OGH vom 08.07.1992, 9ObA164/92
Kopf
Der Oberste Gerichtshof hat als Rekursgericht in Arbeits- und Sozialrechtssachen durch den Senatspräsidenten des Obersten Gerichtshofes Hon.Prof. Dr.Kuderna als Vorsitzenden und durch die Hofräte des Obersten Gerichtshofes Hon.Prof. Dr.Gamerith und Dr.Maier sowie die fachkundigen Laienrichter Dr.Monika Angelberger und Paul Binder in der Arbeitsrechtssache des Klägers F***** A*****, Pizzakoch, ***** vertreten durch ***** Rechtsanwälte *****, wider den Beklagten Dr.N***** Sch*****, Rechtsanwalt *****, als Masseverwalter im Konkurs der P***** Betriebs-GesmbH, ***** (25 S 61/91 des Landesgerichtes für ZRS Graz), wegen S 66.237,50 netto sA und Feststellung (Streitwert S 15.000), infolge Revisionsrekurses des Klägers gegen den Beschluß des Oberlandesgerichtes Graz als Rekursgericht in Arbeits- und Sozialrechtssachen vom , GZ 7 Ra 35/92-9, womit der Beschluß des Landesgerichtes für ZRS Graz als Arbeits- und Sozialgericht vom 24.Feber 1992, GZ 36 Cga 207/91-6, bestätigt wurde, in nichtöffentlicher Sitzung beschlossen:
Spruch
Dem Revisionsrekurs wird Folge gegeben.
Die Beschlüsse der Vorinstanzen werden dahin abgeändert, daß die Bestätigung der Rechtskraft und Vollstreckbarkeit des Versäumungsurteiles des Erstgerichtes vom , 36 Cga 207/91-2, nur in Ansehung des Zuspruchs von 66.237,50 S netto samt 4 % Zinsen seit und der Prozeßkosten von 8.428 S, nicht aber hinsichtlich des Feststellungsausspruches (Punkt II des Klagebegehrens) aufgehoben wird.

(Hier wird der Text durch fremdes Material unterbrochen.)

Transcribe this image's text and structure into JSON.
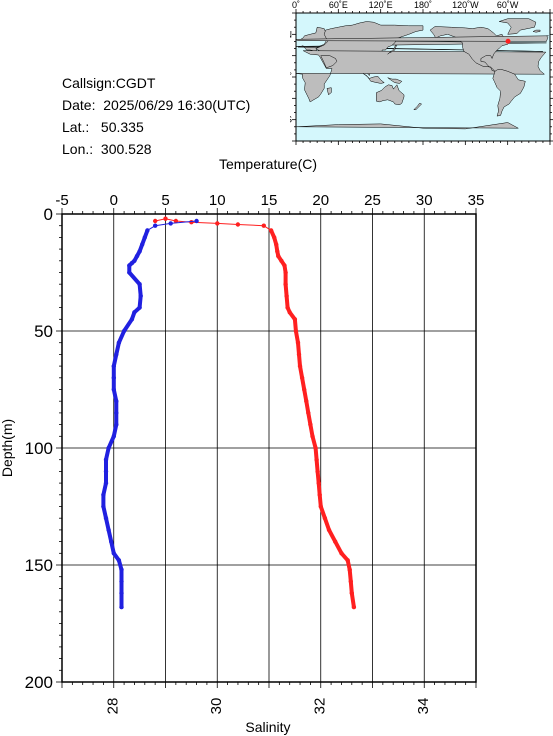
{
  "station": {
    "callsign_label": "Callsign:",
    "callsign": "CGDT",
    "date_label": "Date:",
    "date": "2025/06/29 16:30(UTC)",
    "lat_label": "Lat.:",
    "lat": "50.335",
    "lon_label": "Lon.:",
    "lon": "300.528"
  },
  "map": {
    "lon_labels": [
      "0˚",
      "60˚E",
      "120˚E",
      "180˚",
      "120˚W",
      "60˚W"
    ],
    "lat_labels": [
      "60˚N",
      "0˚",
      "60˚S"
    ],
    "ocean_color": "#d4f7fc",
    "land_color": "#bdbdbd",
    "marker_color": "#ff2020",
    "marker": {
      "lat": 50.335,
      "lon": 300.528
    }
  },
  "chart_data": {
    "type": "line",
    "grid": true,
    "ylabel": "Depth(m)",
    "ylim": [
      200,
      0
    ],
    "yticks": [
      0,
      50,
      100,
      150,
      200
    ],
    "top_axis": {
      "label": "Temperature(C)",
      "range": [
        -5,
        35
      ],
      "ticks": [
        -5,
        0,
        5,
        10,
        15,
        20,
        25,
        30,
        35
      ]
    },
    "bottom_axis": {
      "label": "Salinity",
      "range": [
        27,
        35
      ],
      "ticks": [
        28,
        30,
        32,
        34
      ]
    },
    "series": [
      {
        "axis": "temperature",
        "color": "#ff2020",
        "points": [
          [
            4.0,
            3
          ],
          [
            5.0,
            2
          ],
          [
            6.0,
            3
          ],
          [
            7.5,
            3.5
          ],
          [
            10.0,
            4
          ],
          [
            12.0,
            4.5
          ],
          [
            14.5,
            5
          ],
          [
            15.2,
            7
          ],
          [
            15.5,
            10
          ],
          [
            15.7,
            13
          ],
          [
            15.8,
            16
          ],
          [
            15.9,
            18
          ],
          [
            16.2,
            20
          ],
          [
            16.5,
            22
          ],
          [
            16.6,
            25
          ],
          [
            16.6,
            30
          ],
          [
            16.7,
            35
          ],
          [
            16.8,
            40
          ],
          [
            17.0,
            42
          ],
          [
            17.5,
            45
          ],
          [
            17.6,
            50
          ],
          [
            17.8,
            55
          ],
          [
            17.9,
            60
          ],
          [
            18.0,
            65
          ],
          [
            18.2,
            70
          ],
          [
            18.4,
            75
          ],
          [
            18.6,
            80
          ],
          [
            18.8,
            85
          ],
          [
            19.0,
            90
          ],
          [
            19.2,
            95
          ],
          [
            19.5,
            100
          ],
          [
            19.6,
            105
          ],
          [
            19.7,
            110
          ],
          [
            19.8,
            115
          ],
          [
            19.9,
            120
          ],
          [
            20.0,
            125
          ],
          [
            20.4,
            130
          ],
          [
            20.8,
            135
          ],
          [
            21.4,
            140
          ],
          [
            22.0,
            145
          ],
          [
            22.6,
            148
          ],
          [
            22.8,
            152
          ],
          [
            22.9,
            157
          ],
          [
            23.0,
            162
          ],
          [
            23.2,
            168
          ]
        ]
      },
      {
        "axis": "salinity",
        "color": "#2020e0",
        "points": [
          [
            29.6,
            3
          ],
          [
            29.1,
            4
          ],
          [
            28.8,
            5
          ],
          [
            28.65,
            7
          ],
          [
            28.6,
            10
          ],
          [
            28.55,
            13
          ],
          [
            28.5,
            16
          ],
          [
            28.45,
            18
          ],
          [
            28.4,
            20
          ],
          [
            28.35,
            21
          ],
          [
            28.3,
            22
          ],
          [
            28.3,
            25
          ],
          [
            28.5,
            30
          ],
          [
            28.52,
            35
          ],
          [
            28.5,
            40
          ],
          [
            28.4,
            42
          ],
          [
            28.35,
            45
          ],
          [
            28.2,
            50
          ],
          [
            28.1,
            55
          ],
          [
            28.05,
            60
          ],
          [
            28.0,
            65
          ],
          [
            28.0,
            70
          ],
          [
            28.0,
            75
          ],
          [
            28.05,
            80
          ],
          [
            28.05,
            85
          ],
          [
            28.05,
            90
          ],
          [
            28.0,
            95
          ],
          [
            27.9,
            100
          ],
          [
            27.85,
            105
          ],
          [
            27.85,
            110
          ],
          [
            27.85,
            115
          ],
          [
            27.8,
            120
          ],
          [
            27.8,
            125
          ],
          [
            27.85,
            130
          ],
          [
            27.9,
            135
          ],
          [
            27.95,
            140
          ],
          [
            28.0,
            145
          ],
          [
            28.1,
            148
          ],
          [
            28.15,
            152
          ],
          [
            28.15,
            157
          ],
          [
            28.15,
            162
          ],
          [
            28.15,
            168
          ]
        ]
      }
    ]
  }
}
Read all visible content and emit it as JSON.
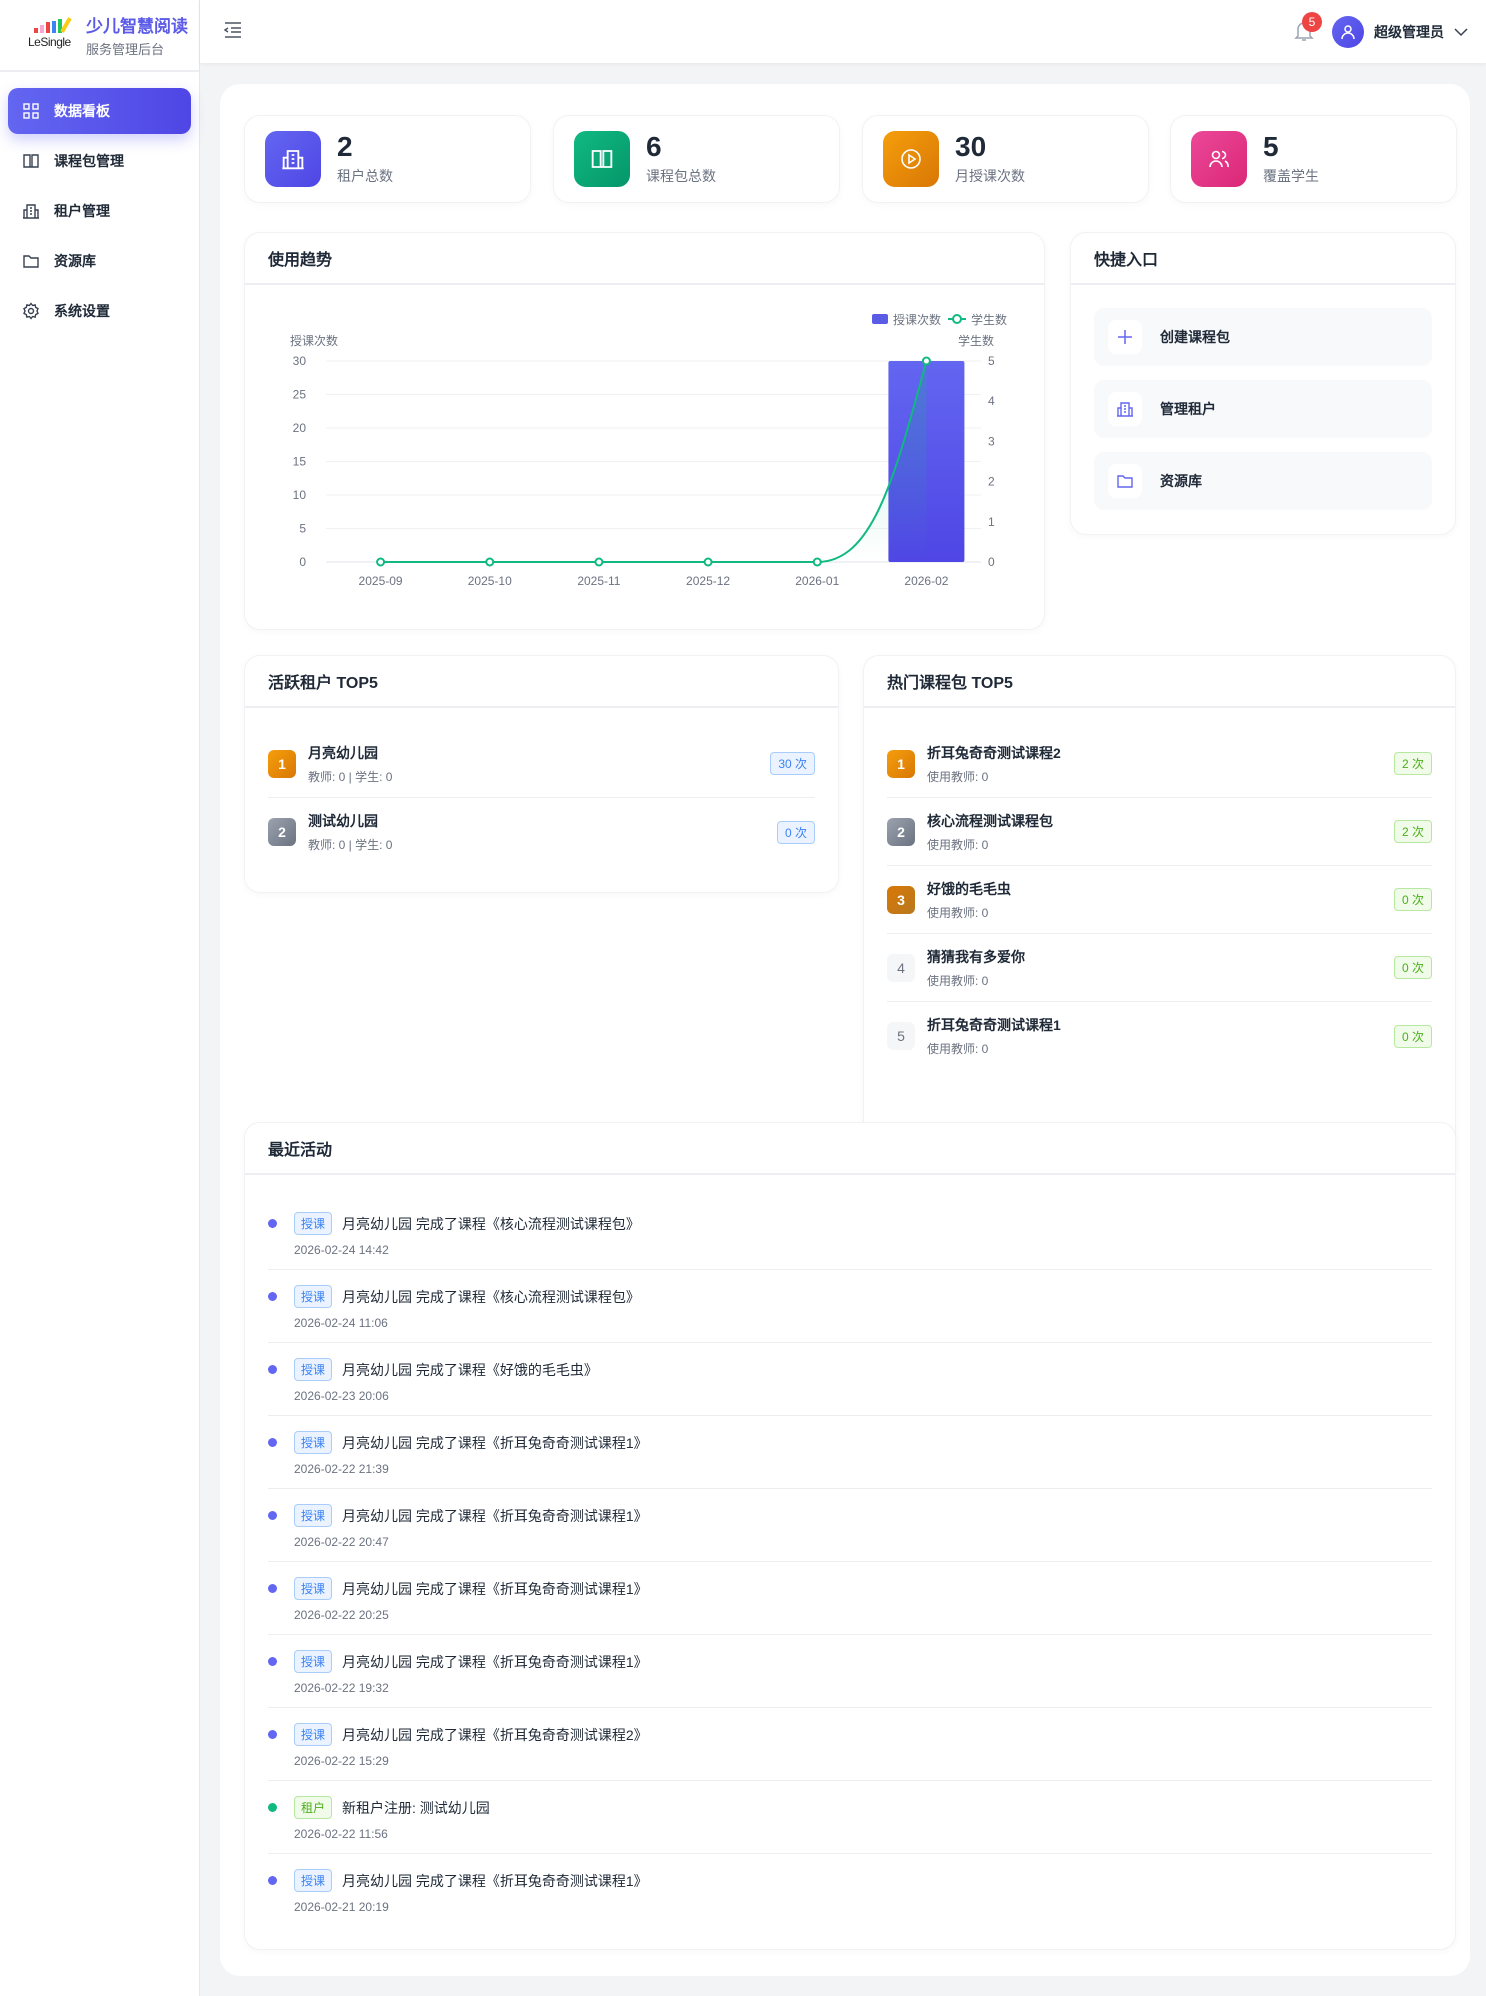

Der Beklagte ist schuldig, dem Kläger die mit 4.834,56 S bestimmten Kosten des Rechtsmittelverfahrens (davon 805,76 S Umsatzsteuer) binnen 14 Tagen bei Exekution zu ersetzen.
Text
Begründung:
Der Kläger begehrte von der ursprünglichen Beklagten, der P***** Betriebs-GesmbH, Zahlung von Arbeitsentgelt in Höhe von S 66.237,50 netto sA und - insbesondere aus sozialversicherungsrechtlichen Gründen - die Feststellung, daß er vom bis als Pizzakoch Dienstnehmer der Beklagten mit einem monatlichen Mindestlohne von S 12.000 netto gewesen sei. Infolge Versäumung der mündlichen Streitverhandlung durch die Beklagte fällte das Erstgericht am ein Versäumungsurteil und bestätigte am dessen Rechtskraft und Vollstreckbarkeit.
Am war aber bereits über das Vermögen der ursprünglichen Beklagten zu 25 S 61/91 des LGZ Graz der Konkurs eröffnet und der (nunmehrige) Beklagte zum Masseverwalter bestellt worden. Dies teilte der Kläger dem Erstgericht am mit und beantragte, das gemäß § 7 Abs 1 KO unterbrochene Verfahren wiederaufzunehmen und das Versäumungsurteil dem Masseverwalter zuzustellen. Das Erstgericht bewilligte diesen Antrag und stellte dem Masseverwalter das Versäumungsurteil am zu; der Masseverwalter erhob kein Rechtsmittel. Bei der Prüfungstagsatzung am bestritt der beklagte Masseverwalter die vom Kläger (dort) angemeldete (höhere) Forderung von S 74.665,50. Am (eingelangt am ) stellte der Kläger den Antrag, die Bestätigung der Vollstreckbarkeit des Versäumungsurteils hinsichtlich des Feststellungsbegehrens zu erteilen und das unterbrochene Verfahren über das Leistungsbegehren wieder aufzunehmen.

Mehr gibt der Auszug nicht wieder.